Jones v. District Attorney's Office of New York
This text of 33 Misc. 3d 462 (Jones v. District Attorney's Office of New York) is published on Counsel Stack Legal Research, covering New York Supreme Court primary law. Counsel Stack provides free access to over 12 million legal documents including statutes, case law, regulations, and constitutions.
Opinion
OPINION OF THE COURT
Petitioner Thomas Jones moves by order to show cause and verified petition to vacate the determination of respondents which denied the petitioner’s “Freedom of Information Law [FOIL] Request pursuant Judiciary Law 255” for the production of a trial verdict sheet in the matter of People v Sheldon Ennis, Also Known as Thomas Jones, indictment No. 7870/ 1998. Respondents oppose the petition.
Background
Respondent District Attorney’s Office of the County of New York (respondent or DANY) alleges that in the 1990s, Jones, together with other cohorts, ran a crack cocaine criminal enterprise known as the “Dog Pound.” DANY further alleges that the Dog Pound operated out of the Evans Hotel located in Midtown Manhattan. In 1996, Jones and members of the Dog Pound retaliated against a rival drug organization called the “Orange Bags” by allegedly shooting and stabbing various leaders and workers associated with the Orange Bags because they were operating on their “turf’ near the vicinity of the Evans Hotel.
In 1998, Jones and about 20 others were indicted in a 23-count indictment with various crimes arising out of their alleged participation in the Dog Pound organization including conspiracy in the second degree (Penal Law § 105.15), attempted murder in the second degree (Penal Law §§ 110.00, 125.25 [1]), assault in the first and second degrees (Penal Law § 120.10 [1], [2], [3]; § 120.05 [1], [2]), and criminal possession of a weapon in the second and third degrees (Penal Law §§ 265.03, 265.02 [former (4)]). In 2000, Jones went to trial and the jury convicted him of conspiracy in the second degree, two counts of assault in the first degree, one count each of assault in the second degree, and criminal possession of a weapon in the second and third degrees. On March 21, 2001, Jones was sentenced to an aggre[464]*464gate prison term of iSVs years, and he is currently incarcerated pursuant to that judgment.
By letter dated August 9, 2009, petitioner sought production from the Criminal Court of a copy of the trial verdict sheet in the above case. A clerk of the court responded by letter dated August 31, 2009, advising petitioner that he could not locate the document, but it may be obtained from the DANY. Petitioner then sought the verdict sheet from DANY via letter dated September 10, 2009. By letter dated October 1, 2009, the DANY denied petitioner’s request on the ground that Judiciary Law § 255 only applies to court clerks and not to district attorneys, and informed him that he may appeal the denial to the appeals officer.

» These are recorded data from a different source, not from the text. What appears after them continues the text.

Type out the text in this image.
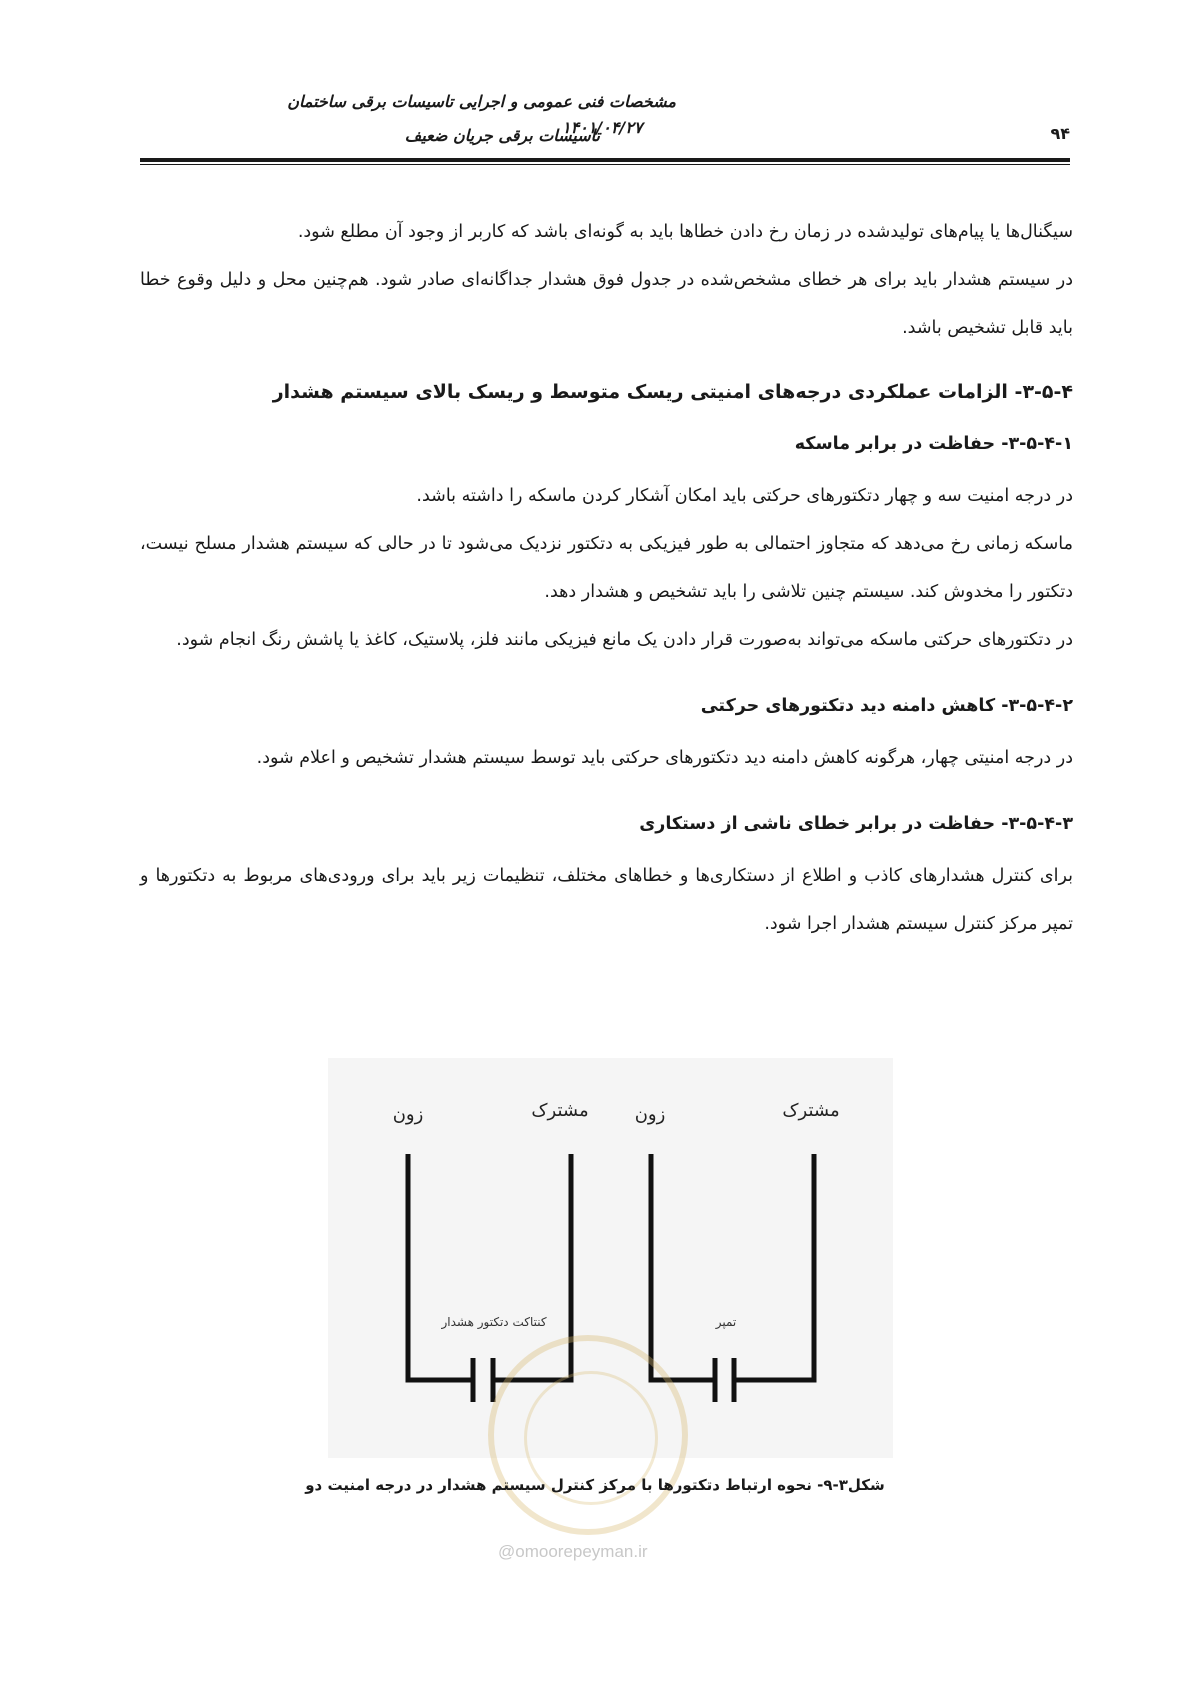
مشخصات فنی عمومی و اجرایی تاسیسات برقی ساختمان
تاسیسات برقی جریان ضعیف
۱۴۰۱/۰۴/۲۷	۹۴

سیگنال‌ها یا پیام‌های تولیدشده در زمان رخ دادن خطاها باید به گونه‌ای باشد که کاربر از وجود آن مطلع شود.

در سیستم هشدار باید برای هر خطای مشخص‌شده در جدول فوق هشدار جداگانه‌ای صادر شود. هم‌چنین محل و دلیل وقوع خطا باید قابل تشخیص باشد.

۳-۵-۴- الزامات عملکردی درجه‌های امنیتی ریسک متوسط و ریسک بالای سیستم هشدار
۳-۵-۴-۱- حفاظت در برابر ماسکه

در درجه امنیت سه و چهار دتکتورهای حرکتی باید امکان آشکار کردن ماسکه را داشته باشد.

ماسکه زمانی رخ می‌دهد که متجاوز احتمالی به طور فیزیکی به دتکتور نزدیک می‌شود تا در حالی که سیستم هشدار مسلح نیست، دتکتور را مخدوش کند. سیستم چنین تلاشی را باید تشخیص و هشدار دهد.

در دتکتورهای حرکتی ماسکه می‌تواند به‌صورت قرار دادن یک مانع فیزیکی مانند فلز، پلاستیک، کاغذ یا پاشش رنگ انجام شود.

۳-۵-۴-۲- کاهش دامنه دید دتکتورهای حرکتی

در درجه امنیتی چهار، هرگونه کاهش دامنه دید دتکتورهای حرکتی باید توسط سیستم هشدار تشخیص و اعلام شود.

۳-۵-۴-۳- حفاظت در برابر خطای ناشی از دستکاری

برای کنترل هشدارهای کاذب و اطلاع از دستکاری‌ها و خطاهای مختلف، تنظیمات زیر باید برای ورودی‌های مربوط به دتکتورها و تمپر مرکز کنترل سیستم هشدار اجرا شود.

زون	مشترک	زون	مشترک
کنتاکت دتکتور هشدار	تمپر
شکل۳-۹- نحوه ارتباط دتکتورها با مرکز کنترل سیستم هشدار در درجه امنیت دو
@omoorepeyman.ir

Petitioner appealed the decision to the appeals officer via letter dated December 7, 2009. DANY never responded to the last appeal. On or about March 31, 2011, petitioner commenced the instant CPLR article 78 proceeding seeking to vacate the DANY’s determination and compelling it to produce the verdict sheet.
Judiciary Law § 255
Petitioner sought to compel the production of the subject trial verdict sheet pursuant to Judiciary Law § 255. Judiciary Law § 255 states, in pertinent part, that
“[a] clerk of a court must, upon request, . . . diligently search the files, papers, records, and dockets in his [or her] office; and either make one or more transcripts or certificates of change therefrom, and certify to the correctness thereof, and to the search, or certify that a document or paper . . . can not be found.”
While there are no reported cases discussing the issue of whether Judiciary Law § 255 applies to district attorneys, the plain language of the statute clearly pertains to a “clerk of a court.” It is beyond cavil that district attorneys do not fit into the category of clerks of the court. Moreover, district attorneys are distinct and independent entities that advocate the People’s position before judges of the court. Simply stated, they are not clerks of the court. Therefore, petitioner’s request for the DANY to produce the verdict sheet pursuant to Judiciary Law § 255 does not lie.
Petitioner’s Claims are Time-Barred
An article 78 proceeding is subject to a four-month statute of limitations. (CPLR 217; Austin v Board of Higher Educ. of City [465]*465of N.Y., 5 NY2d 430 [1959].) The statute of limitations begins to run from the date in which the agency refuses to act. (Matter of Moskowitz v New York City Police Pension Fund, 82 AD3d 473 [1st Dept 2011].)
Under the most generous reading of the relevant law concerning FOIL requests pursuant to Public Officers Law § 89, petitioner’s request is approximately a year too late. Therefore, petitioner’s claims are also time-barred.
Conclusion
Accordingly, it is adjudged that the petition is denied and the proceeding is dismissed with prejudice.